Let’s Get “Health” Back Into Healthcare

Recently I was teaching in a Sutter Health leadership development program when the nice Sacramento State professor who organizes the program fainted while asking me a question.  With lots of caring, compassionate doctors in the room, soon an ambulance was on its way so he could be checked out.  Fortunately, nothing serious, but he needed to go to a hospital for evaluation.  And then, the “discussion:”  what insurance did he have, which hospitals accepted which insurance, could he use a Sutter facility—in short, precisely the health-irrelevant discussion that health systems and their clients must engage in everyday given our current screwed up system.

When my wife had ear trouble a few years ago in Spain, she saw two different doctors in two different facilities, including an internationally-famous ear specialist.  Believe it or not, the conversations were about—her ear, possible medications, treatment options, and recovery time. 

Although doctors for the most part remain committed to their patients’ health, the language of health care is now increasingly more like accounting than medicine—costs, efficiency, contracting, access—in short, everything except compassion, patients, and care.

The wonderful irony is that human psychology matters for human health.  There is no substitute in the diagnostic process for doctors listening to patients describe their symptoms.  There is no replacing compassion and care in helping patients deal with the psychological stress of disease.  There is, in short, no replacing the humane treatment that people used to receive in the U.S. and still do in many other countries.

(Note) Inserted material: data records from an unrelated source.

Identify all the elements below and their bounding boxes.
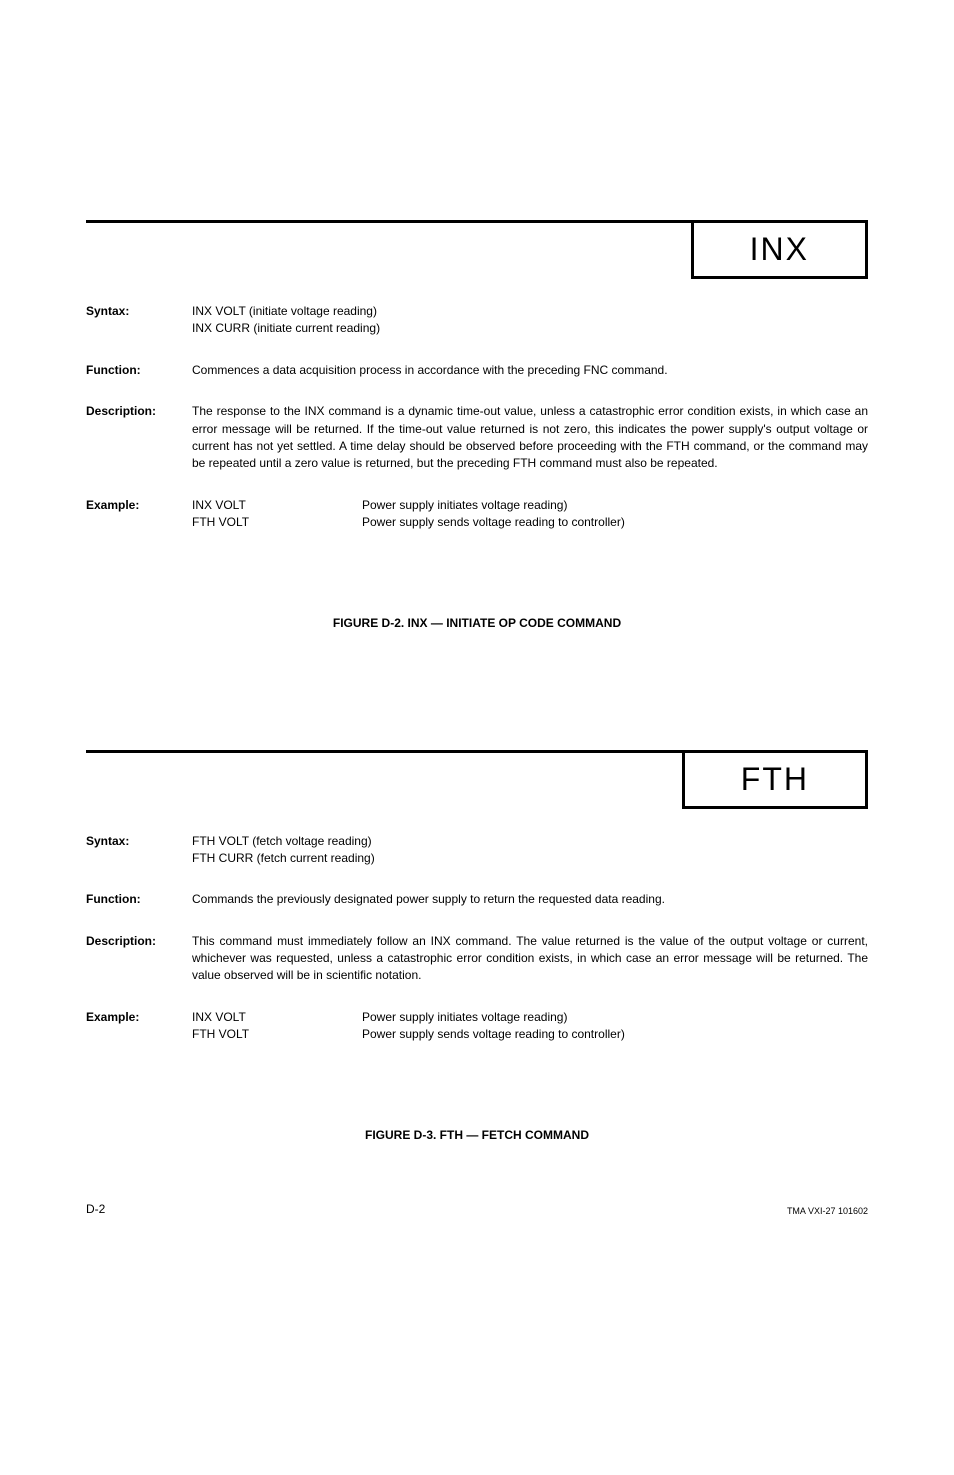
example-cmd: FTH VOLT: [192, 514, 362, 531]
page-footer: D-2 TMA VXI-27 101602: [86, 1202, 868, 1216]
example-row: Example: INX VOLT FTH VOLT Power supply …: [86, 1009, 868, 1044]
cmd-box-row: INX: [86, 220, 868, 279]
syntax-label: Syntax:: [86, 833, 192, 868]
function-row: Function: Commences a data acquisition p…: [86, 362, 868, 379]
example-desc: Power supply sends voltage reading to co…: [362, 514, 868, 531]
description-label: Description:: [86, 933, 192, 985]
example-cmd: INX VOLT: [192, 1009, 362, 1026]
example-body: INX VOLT FTH VOLT Power supply initiates…: [192, 1009, 868, 1044]
section-inx: INX Syntax: INX VOLT (initiate voltage r…: [86, 220, 868, 630]
syntax-line: FTH CURR (fetch current reading): [192, 850, 868, 867]
description-row: Description: This command must immediate…: [86, 933, 868, 985]
function-body: Commands the previously designated power…: [192, 891, 868, 908]
syntax-line: INX CURR (initiate current reading): [192, 320, 868, 337]
example-cmd: INX VOLT: [192, 497, 362, 514]
example-label: Example:: [86, 497, 192, 532]
example-col2: Power supply initiates voltage reading) …: [362, 497, 868, 532]
page-number: D-2: [86, 1202, 105, 1216]
syntax-label: Syntax:: [86, 303, 192, 338]
syntax-row: Syntax: INX VOLT (initiate voltage readi…: [86, 303, 868, 338]
cmd-box-row: FTH: [86, 750, 868, 809]
function-label: Function:: [86, 362, 192, 379]
function-body: Commences a data acquisition process in …: [192, 362, 868, 379]
syntax-body: FTH VOLT (fetch voltage reading) FTH CUR…: [192, 833, 868, 868]
syntax-line: FTH VOLT (fetch voltage reading): [192, 833, 868, 850]
description-body: The response to the INX command is a dyn…: [192, 403, 868, 473]
figure-caption: FIGURE D-3. FTH — FETCH COMMAND: [86, 1128, 868, 1142]
example-desc: Power supply initiates voltage reading): [362, 1009, 868, 1026]
example-desc: Power supply initiates voltage reading): [362, 497, 868, 514]
example-col1: INX VOLT FTH VOLT: [192, 497, 362, 532]
example-label: Example:: [86, 1009, 192, 1044]
syntax-line: INX VOLT (initiate voltage reading): [192, 303, 868, 320]
syntax-row: Syntax: FTH VOLT (fetch voltage reading)…: [86, 833, 868, 868]
example-desc: Power supply sends voltage reading to co…: [362, 1026, 868, 1043]
example-cmd: FTH VOLT: [192, 1026, 362, 1043]
figure-caption: FIGURE D-2. INX — INITIATE OP CODE COMMA…: [86, 616, 868, 630]
section-fth: FTH Syntax: FTH VOLT (fetch voltage read…: [86, 750, 868, 1142]
syntax-body: INX VOLT (initiate voltage reading) INX …: [192, 303, 868, 338]
example-row: Example: INX VOLT FTH VOLT Power supply …: [86, 497, 868, 532]
description-row: Description: The response to the INX com…: [86, 403, 868, 473]
cmd-title: INX: [691, 223, 868, 279]
example-col2: Power supply initiates voltage reading) …: [362, 1009, 868, 1044]
function-row: Function: Commands the previously design…: [86, 891, 868, 908]
function-label: Function:: [86, 891, 192, 908]
doc-id: TMA VXI-27 101602: [787, 1206, 868, 1216]
cmd-title: FTH: [682, 753, 868, 809]
description-body: This command must immediately follow an …: [192, 933, 868, 985]
example-col1: INX VOLT FTH VOLT: [192, 1009, 362, 1044]
description-label: Description:: [86, 403, 192, 473]
example-body: INX VOLT FTH VOLT Power supply initiates…: [192, 497, 868, 532]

No wonder we spend so much on health care with such poor results—we talk about the wrong things in the wrong way.  This is a point Tom Peters made years ago when he noted that oil companies that talked about oil exploration actually found more oil and car companies that talked about cars enjoyed more success than companies that were fixated on financial numbers to the exclusion of what they were in the business of doing.

It would be nice to put health back into the language of health care, so that while on a stretcher, people don’t need to have memorized their insurance rules.